Há quem entenda que as medidas propostas pela PEC são apenas pontuais e estão longe de transformar a lógica de expansão desenfreada das despesas do Estado brasileiro. Para a economista Ana Carla Abrão, sócia da consultoria Oliver Wyman e ex-secretária de Fazenda de Goiás, o fato de a maioria dos servidores estaduais trabalhar em serviços essenciais enfraquece as chances de os governadores usarem o gatilho em meio a uma crise fiscal.

— É importante os estados terem esse instrumento de gestão, mas sou cética sobre a dimensão dos cortes — diz Ana Carla, que aposta em medidas como a redução de gratificações e na simplificação de carreiras do serviço público como ações com resultado no longo prazo.

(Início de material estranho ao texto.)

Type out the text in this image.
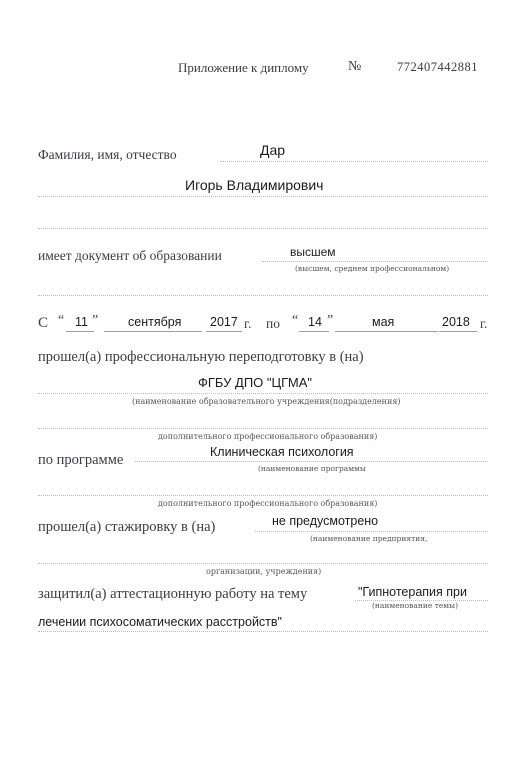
Приложение к диплому	№	772407442881
Фамилия, имя, отчество	Дар
Игорь Владимирович
имеет документ об образовании	высшем
(высшем, среднем профессиональном)
С “ 11 ” сентября 2017 г. по “ 14 ”	мая	2018 г.
прошел(а) профессиональную переподготовку в (на)
ФГБУ ДПО "ЦГМА"
(наименование образовательного учреждения(подразделения)
дополнительного профессионального образования)
по программе	Клиническая психология
(наименование программы
дополнительного профессионального образования)
прошел(а) стажировку в (на)	не предусмотрено
(наименование предприятия,
организации, учреждения)
защитил(а) аттестационную работу на тему	"Гипнотерапия при
(наименование темы)
лечении психосоматических расстройств"
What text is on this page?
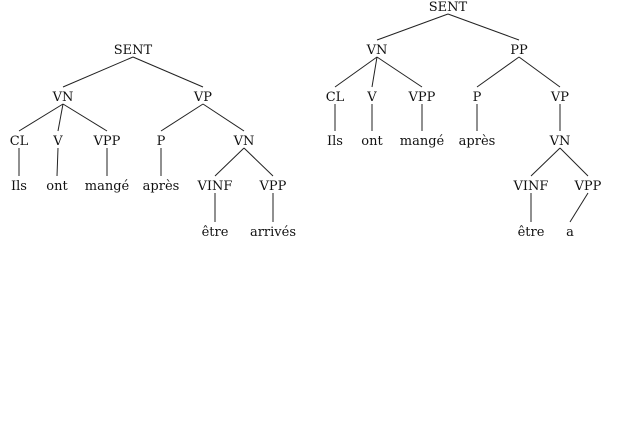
SENT
VN
CL
Ils
V
ont
VPP
mangé
VP
P
après
VN
VINF
être
VPP
arrivés
SENT
VN
CL
Ils
V
ont
VPP
mangé
PP
P
après
VP
VN
VINF
être
VPP
a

Carlos Ari Sundfeld, professor de Direito Público na FGV-SP, prevê dificuldades para o texto passar no Congresso. O motivo: o lobby contrário de categorias de servidores públicos com salários mais altos.

— Estas categorias serão alvos preferenciais dos governadores em busca de uma redução de despesas sem perder tanto capital político —diz Sundfeld.

As entidades sindicais já preparam a oposição à medida. Para Gustavo Miranda, coordenador geral do Sindicato Estadual dos Profissionais de Educação do Rio de Janeiro (Sepe), o governo não pode jogar nas costas dos servidores o descontrole das contas públicas. Ele lembra que a situação da categoria é delicada, já que não há reajustes há cinco anos e existe déficit de profissionais.

– Se essa medida passar, certamente terá a resistência da categoria — diz Miranda.

Estados avaliam proposta

Apenas cinco estados responderam a perguntas sobre o interesse em aderir à PEC, se ela for aprovada. Em evento na Associação Comercial do Rio, na semana passada, o secretário de Fazenda do estado, Luiz Cláudio Rodrigues Carvalho, afirmou que não pretende reduzir os salários do funcionalismo estadual, mas que a aplicação dessa medida dependeria da necessidade do governo.

O governo gaúcho, em nota, diz que “o RS não tem uma medida a ser implementada de forma generalizada neste sentido, até porque muitas áreas têm número enxuto de servidores”, mas que o pacote de reforma administrativa hoje em discussão com a Assembleia gaúcha prevê “a redução de carga horária e salários a pedido do servidor entre 25% e 50%”. Em Santa Catarina, a assessoria do governador Carlos Moisés (PSL) afirma que “está analisando todos os aspectos da proposta”.

No Piauí, o governo de Wellington Dias (PT) explica que não trabalha com a possibilidade de redução de salários, uma proposta “que será analisada caso precise” após passar pelo Congresso. No Maranhão, a assessoria do governador Flávio Dino (PCdoB) diz que, após revisão de dados do Tesouro Nacional, o estado foi considerado quite com os requisitos da LRF.